СПАСТИ УБИЙЦУ

Эпилог

Припоминаю еще одного «ку-ку»-пациента, с которым я столкнулся, когда работал в клинике в Бронксе. Это был шестидесятитрехлетний еврей из Одессы. Когда-то он уехал по контракту сначала в Австрию, потом в Штаты. Одаренный пианист, он одно время входил в состав оркестра Нью-Йоркской филармонии. Имел семью, жил счастливой, обеспеченной жизнью. Еще с юности баловался марихуаной и пробовал кокаин.

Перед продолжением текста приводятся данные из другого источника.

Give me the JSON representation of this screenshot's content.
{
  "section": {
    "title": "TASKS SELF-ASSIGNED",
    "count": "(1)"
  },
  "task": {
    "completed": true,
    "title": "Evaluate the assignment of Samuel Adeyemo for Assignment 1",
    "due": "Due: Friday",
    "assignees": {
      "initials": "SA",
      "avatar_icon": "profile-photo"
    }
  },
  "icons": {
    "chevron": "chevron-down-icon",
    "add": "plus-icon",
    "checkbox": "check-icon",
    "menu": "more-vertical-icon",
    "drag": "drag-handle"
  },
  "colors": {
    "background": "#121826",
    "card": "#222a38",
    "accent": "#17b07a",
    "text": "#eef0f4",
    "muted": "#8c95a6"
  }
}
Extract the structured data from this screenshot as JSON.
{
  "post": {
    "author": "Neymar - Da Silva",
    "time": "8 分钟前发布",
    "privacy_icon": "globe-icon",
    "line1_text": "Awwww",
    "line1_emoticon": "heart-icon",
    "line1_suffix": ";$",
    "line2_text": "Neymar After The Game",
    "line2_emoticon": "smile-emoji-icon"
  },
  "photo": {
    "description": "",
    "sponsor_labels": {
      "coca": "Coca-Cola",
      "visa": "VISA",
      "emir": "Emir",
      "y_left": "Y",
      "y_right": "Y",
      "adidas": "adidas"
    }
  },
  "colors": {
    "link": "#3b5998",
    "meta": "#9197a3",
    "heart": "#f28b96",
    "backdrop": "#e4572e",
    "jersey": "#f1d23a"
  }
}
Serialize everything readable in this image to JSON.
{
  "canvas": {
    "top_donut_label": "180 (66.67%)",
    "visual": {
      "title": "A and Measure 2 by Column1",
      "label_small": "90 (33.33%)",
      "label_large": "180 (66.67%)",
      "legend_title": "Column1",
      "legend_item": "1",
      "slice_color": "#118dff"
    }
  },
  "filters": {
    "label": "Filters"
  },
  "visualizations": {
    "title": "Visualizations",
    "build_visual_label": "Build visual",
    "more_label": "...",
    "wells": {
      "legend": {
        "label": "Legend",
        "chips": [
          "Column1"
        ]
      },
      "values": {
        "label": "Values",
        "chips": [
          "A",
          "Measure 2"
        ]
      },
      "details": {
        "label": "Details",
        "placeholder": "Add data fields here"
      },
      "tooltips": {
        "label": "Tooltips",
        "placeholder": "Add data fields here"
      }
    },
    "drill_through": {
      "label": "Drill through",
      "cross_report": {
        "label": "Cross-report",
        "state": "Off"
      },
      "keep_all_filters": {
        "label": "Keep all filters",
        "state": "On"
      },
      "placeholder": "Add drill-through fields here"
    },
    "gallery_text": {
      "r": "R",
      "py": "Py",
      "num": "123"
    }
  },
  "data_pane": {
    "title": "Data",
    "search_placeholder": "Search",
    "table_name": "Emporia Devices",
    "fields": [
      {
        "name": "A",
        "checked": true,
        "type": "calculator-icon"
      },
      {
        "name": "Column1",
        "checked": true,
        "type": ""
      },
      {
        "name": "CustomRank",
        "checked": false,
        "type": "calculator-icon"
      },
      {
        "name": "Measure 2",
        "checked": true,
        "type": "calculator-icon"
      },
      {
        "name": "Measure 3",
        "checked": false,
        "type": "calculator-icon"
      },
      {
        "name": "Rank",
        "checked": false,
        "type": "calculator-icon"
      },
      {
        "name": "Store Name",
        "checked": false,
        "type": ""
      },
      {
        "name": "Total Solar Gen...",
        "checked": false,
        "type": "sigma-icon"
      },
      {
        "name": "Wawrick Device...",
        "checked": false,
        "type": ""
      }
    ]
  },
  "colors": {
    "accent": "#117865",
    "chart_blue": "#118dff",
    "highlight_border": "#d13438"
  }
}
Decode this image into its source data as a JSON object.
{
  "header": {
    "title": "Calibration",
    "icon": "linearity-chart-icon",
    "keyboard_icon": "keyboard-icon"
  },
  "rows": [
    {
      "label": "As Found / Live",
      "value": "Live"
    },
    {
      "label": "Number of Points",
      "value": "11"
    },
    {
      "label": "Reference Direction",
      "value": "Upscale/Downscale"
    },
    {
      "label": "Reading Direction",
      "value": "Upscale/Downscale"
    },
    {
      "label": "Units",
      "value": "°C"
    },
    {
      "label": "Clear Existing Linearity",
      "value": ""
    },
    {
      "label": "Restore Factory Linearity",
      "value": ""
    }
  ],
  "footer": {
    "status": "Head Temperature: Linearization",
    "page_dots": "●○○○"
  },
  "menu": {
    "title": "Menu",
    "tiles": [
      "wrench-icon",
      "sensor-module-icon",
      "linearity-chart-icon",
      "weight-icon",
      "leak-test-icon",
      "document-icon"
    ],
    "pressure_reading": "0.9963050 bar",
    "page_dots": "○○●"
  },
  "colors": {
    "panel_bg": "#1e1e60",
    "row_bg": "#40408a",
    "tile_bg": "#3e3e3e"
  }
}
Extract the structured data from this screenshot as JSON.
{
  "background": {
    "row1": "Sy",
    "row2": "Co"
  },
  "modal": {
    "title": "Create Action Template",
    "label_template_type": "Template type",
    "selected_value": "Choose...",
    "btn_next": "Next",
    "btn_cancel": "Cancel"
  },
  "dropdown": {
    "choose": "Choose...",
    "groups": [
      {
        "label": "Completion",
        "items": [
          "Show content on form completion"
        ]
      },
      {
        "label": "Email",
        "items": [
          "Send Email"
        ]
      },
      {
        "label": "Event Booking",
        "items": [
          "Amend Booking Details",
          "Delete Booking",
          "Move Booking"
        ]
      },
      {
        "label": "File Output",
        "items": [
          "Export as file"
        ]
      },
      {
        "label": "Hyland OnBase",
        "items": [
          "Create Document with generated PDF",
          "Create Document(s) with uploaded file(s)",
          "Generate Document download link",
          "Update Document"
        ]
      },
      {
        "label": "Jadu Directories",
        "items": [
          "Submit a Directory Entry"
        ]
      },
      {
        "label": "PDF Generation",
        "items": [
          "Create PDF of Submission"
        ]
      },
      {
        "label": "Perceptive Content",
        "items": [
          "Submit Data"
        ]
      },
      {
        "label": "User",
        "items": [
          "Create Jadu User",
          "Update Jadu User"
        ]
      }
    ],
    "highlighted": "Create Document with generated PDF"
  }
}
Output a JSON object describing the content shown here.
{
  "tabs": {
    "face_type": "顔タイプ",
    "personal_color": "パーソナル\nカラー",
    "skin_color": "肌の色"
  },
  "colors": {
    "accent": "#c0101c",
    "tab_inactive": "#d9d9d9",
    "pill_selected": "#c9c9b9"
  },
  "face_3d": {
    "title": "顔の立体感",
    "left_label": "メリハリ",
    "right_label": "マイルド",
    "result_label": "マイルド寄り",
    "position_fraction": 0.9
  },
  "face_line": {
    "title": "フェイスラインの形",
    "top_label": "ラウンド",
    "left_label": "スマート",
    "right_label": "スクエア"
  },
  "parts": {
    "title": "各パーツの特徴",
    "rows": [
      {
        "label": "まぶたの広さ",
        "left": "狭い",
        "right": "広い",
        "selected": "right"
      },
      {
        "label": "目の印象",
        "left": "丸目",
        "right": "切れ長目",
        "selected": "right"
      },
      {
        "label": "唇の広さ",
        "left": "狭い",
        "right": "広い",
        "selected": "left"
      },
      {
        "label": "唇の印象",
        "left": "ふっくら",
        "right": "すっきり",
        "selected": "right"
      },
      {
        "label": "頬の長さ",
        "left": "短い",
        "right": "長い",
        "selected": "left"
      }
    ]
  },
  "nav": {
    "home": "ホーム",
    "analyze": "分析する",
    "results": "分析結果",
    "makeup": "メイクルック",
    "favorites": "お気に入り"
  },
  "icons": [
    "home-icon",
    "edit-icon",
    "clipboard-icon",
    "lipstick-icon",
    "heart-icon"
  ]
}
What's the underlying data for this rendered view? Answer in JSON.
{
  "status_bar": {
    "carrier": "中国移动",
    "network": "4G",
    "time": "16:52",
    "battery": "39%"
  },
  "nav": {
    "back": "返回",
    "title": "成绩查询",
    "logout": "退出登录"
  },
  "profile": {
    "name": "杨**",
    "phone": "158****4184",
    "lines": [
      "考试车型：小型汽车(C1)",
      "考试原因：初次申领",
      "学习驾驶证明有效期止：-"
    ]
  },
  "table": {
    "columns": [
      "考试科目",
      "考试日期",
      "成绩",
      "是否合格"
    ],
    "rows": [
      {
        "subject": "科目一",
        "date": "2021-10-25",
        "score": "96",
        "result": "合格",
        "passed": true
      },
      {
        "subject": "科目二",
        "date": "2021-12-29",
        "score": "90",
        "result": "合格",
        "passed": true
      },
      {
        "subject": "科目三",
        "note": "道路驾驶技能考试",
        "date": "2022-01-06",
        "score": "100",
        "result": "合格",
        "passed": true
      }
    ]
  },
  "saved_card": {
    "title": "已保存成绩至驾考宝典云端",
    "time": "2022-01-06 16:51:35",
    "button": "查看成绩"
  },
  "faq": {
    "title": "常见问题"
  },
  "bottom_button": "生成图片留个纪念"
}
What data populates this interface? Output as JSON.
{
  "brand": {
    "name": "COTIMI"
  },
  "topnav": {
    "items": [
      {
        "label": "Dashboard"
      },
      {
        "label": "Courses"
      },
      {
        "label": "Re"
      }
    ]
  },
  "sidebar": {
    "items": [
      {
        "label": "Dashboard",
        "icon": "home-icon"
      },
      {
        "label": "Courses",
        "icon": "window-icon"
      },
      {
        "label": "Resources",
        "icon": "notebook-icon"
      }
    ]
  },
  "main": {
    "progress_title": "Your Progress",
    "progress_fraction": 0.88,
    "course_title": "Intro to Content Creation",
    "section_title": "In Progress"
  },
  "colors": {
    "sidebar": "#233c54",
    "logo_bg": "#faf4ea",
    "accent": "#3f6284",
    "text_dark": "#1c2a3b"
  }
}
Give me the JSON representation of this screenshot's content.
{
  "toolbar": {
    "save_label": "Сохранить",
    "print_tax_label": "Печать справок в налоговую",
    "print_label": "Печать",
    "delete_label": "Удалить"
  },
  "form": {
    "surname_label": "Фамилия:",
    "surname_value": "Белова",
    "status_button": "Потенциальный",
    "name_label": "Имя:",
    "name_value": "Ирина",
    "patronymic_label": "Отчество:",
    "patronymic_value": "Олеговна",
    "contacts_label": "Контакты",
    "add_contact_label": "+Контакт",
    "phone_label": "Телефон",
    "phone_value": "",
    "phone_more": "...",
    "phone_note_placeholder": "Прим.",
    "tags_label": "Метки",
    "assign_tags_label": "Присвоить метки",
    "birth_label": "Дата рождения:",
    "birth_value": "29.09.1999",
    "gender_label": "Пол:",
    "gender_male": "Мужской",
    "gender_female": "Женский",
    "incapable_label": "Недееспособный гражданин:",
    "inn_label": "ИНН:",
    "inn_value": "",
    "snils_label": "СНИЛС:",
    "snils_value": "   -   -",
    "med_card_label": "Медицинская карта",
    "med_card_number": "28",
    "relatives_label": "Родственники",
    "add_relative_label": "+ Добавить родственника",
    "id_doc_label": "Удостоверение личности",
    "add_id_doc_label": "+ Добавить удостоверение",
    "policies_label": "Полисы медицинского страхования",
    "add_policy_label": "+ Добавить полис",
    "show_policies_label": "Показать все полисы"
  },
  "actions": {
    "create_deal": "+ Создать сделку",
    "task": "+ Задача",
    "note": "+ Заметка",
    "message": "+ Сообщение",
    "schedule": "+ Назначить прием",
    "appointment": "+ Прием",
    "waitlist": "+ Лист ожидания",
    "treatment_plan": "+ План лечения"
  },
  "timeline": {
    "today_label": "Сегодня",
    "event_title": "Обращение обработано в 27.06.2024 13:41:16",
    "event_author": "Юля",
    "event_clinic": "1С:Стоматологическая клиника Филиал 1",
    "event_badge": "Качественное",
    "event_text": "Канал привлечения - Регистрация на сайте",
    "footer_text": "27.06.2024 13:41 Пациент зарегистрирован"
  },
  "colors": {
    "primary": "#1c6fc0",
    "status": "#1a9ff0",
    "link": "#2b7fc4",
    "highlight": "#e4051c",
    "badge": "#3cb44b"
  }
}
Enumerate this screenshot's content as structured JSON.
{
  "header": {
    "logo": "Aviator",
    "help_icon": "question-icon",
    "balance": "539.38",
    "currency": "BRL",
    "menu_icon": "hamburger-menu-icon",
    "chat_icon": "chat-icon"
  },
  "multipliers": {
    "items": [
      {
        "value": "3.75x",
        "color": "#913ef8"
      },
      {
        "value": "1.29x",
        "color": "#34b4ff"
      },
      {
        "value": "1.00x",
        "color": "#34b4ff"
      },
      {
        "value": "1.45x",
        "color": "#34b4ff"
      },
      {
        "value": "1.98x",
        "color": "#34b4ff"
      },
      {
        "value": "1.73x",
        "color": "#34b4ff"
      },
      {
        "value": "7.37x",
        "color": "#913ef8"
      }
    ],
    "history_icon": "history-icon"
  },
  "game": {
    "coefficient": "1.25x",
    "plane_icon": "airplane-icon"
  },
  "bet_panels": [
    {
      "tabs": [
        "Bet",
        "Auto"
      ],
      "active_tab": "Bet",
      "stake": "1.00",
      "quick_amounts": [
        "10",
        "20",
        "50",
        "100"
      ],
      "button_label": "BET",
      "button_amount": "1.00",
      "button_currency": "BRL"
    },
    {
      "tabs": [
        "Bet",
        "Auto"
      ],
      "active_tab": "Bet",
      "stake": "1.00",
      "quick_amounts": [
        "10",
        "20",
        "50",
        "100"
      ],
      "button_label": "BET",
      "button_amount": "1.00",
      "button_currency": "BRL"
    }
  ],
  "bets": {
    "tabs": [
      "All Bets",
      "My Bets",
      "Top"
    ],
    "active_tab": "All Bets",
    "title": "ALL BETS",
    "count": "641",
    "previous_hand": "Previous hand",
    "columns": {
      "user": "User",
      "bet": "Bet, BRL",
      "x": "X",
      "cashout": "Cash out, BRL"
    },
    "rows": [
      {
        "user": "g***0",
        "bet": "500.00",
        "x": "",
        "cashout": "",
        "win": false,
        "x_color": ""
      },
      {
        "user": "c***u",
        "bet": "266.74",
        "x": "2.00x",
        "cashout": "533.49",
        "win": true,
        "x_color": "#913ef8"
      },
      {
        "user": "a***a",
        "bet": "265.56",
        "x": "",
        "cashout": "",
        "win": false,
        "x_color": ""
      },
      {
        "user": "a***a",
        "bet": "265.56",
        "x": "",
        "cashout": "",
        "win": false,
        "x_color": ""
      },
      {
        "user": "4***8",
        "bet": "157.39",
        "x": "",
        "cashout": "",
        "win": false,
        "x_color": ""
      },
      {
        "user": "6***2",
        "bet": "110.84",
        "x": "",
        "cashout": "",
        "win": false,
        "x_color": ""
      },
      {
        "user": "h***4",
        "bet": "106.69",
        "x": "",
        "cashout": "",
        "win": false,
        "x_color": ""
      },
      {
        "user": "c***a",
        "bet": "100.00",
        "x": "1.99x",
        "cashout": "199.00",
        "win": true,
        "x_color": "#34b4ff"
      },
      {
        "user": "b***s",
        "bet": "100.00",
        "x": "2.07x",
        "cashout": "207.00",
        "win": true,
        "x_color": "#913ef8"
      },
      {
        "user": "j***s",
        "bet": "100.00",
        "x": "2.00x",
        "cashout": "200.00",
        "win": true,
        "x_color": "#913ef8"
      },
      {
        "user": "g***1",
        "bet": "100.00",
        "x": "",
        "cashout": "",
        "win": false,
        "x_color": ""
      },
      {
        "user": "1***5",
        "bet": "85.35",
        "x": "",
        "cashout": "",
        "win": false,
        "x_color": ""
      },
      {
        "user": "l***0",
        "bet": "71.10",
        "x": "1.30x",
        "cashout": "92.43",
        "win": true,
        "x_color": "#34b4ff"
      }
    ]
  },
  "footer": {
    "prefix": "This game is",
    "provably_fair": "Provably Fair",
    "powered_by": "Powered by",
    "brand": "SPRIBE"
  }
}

Неизвестно, в силу каких причин, – наследственность, наркотики, или и то, и другое, – к пятидесяти годам у него развилась шизофрения, причем в такой быстрой прогрессии, что в пятьдесят три он с острым психозом в первый раз попал в сумасшедший дом.

В нашу клинику он пришел уже хроником, с историей многих госпитализаций, арестов и принудительных лечений. Нечесаный, небритый, от его одежды исходил очень дурной запах. У него были галлюцинации – он слышал голоса. Он был уверен, что врачи, полиция, соседи в доме – все против него. Но почему-то со мной он был откровенен, сквозь его бред, страхи и галлюцинации порой прорывался человеческий голос:

– Я умер тогда, когда перестал чувствовать музыку. Понимаешь, Герман… – он устремлял на меня свои большие, навыкате глаза. – Я мог еще играть, играть Шопена и Баха, мог играть и по нотам, и по памяти: «Ти-ра-ла-ла», – он перебирал в воздухе своими пальцами с грязными ногтями. – Но я уже не чувствовал. Я нажимал клавиши, слышал мелодию, но не чувствовал музыку. Я стал больше курить траву и чаще нюхать кокаин, надеялся таким способом вернуть свои угасающие чувства. Поначалу это помогало, но потом от травы и кокса становилось еще хуже. Я начал слышать непонятные голоса. Страшная болезнь… – он сильно, словно желая причинить себе боль, чесал свои курчавые слипшиеся волосы, и на его глазах выступали слезы. – И с женщинами тогда у меня началось то же самое – я перестал чувствовать женщин. Я занимался сексом с женой, совершенно не чувствуя ее. Да, член стоял, все было, как обычно, но я ничего не чувствовал. Я становился мертвым. Жена поэтому и ушла, предварительно обчистив меня до цента…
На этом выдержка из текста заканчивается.